Tous le jours, se tient une assemblée générale de lutte, ouverte à tou-te-s, pour par exemple :

- (s’)informer sur les différents secteurs en lutte localement

- s’organiser pour participer à la lutte (soutien aux grévistes et aux autres AG locales, participation aux actions prévues ou spontanées)

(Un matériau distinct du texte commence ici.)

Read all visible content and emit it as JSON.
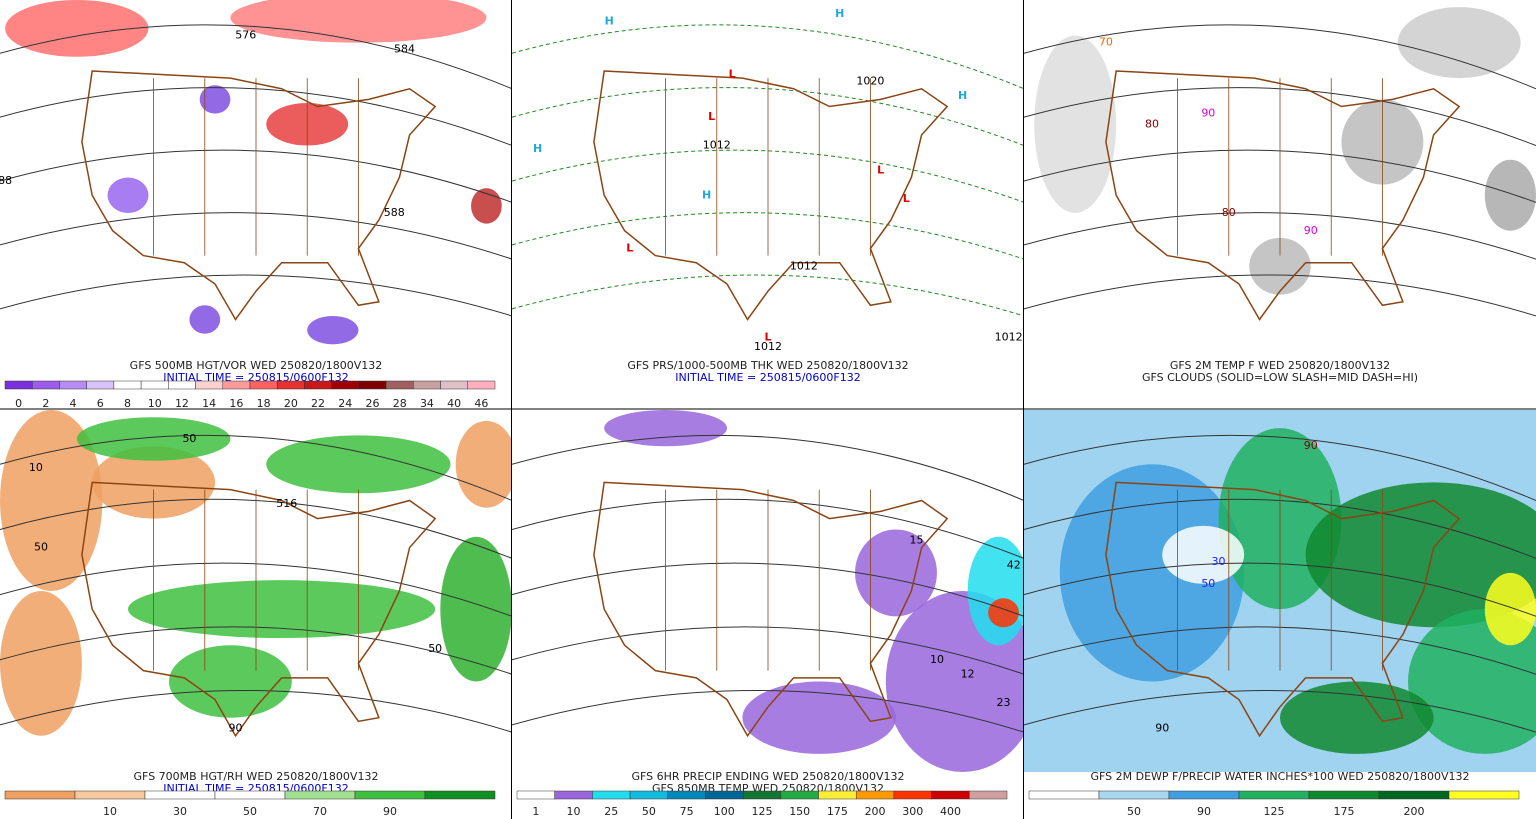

- développer notre capacité d’agir ensemble en organisant nos propres actions, et en les réalisant de suite dans un incroyable duo pertinence/efficacité

- et tout ce que vous voudrez qui puisse apporter de la joie et de l’énergie, du manger ou du boire, des idées lumineuses et fantastiques à la lutte en cours

On ne négocie pas un recul social, on le combat par la grève générale !

La lutte est inévitable !
Notre but : le partage des richesses que NOUS produisons.
Nos armes : la grève générale et l’action directe large et populaire.

POUR LE RETRAIT DE LA RÉFORME DES RETRAITES ET PLUS ENCORE !
POUR LA GREVE RECONDUCTIBLE !
AGISSONS POUR BLOQUER L’ECONOMIE !
MOBILISONS-NOUS TOUS ET TOUTES DANS L’ACTION ET LA GREVE !

Rendez-vous, tous les jours à 17h sur le parvis de la gare, pour continuer la lutte.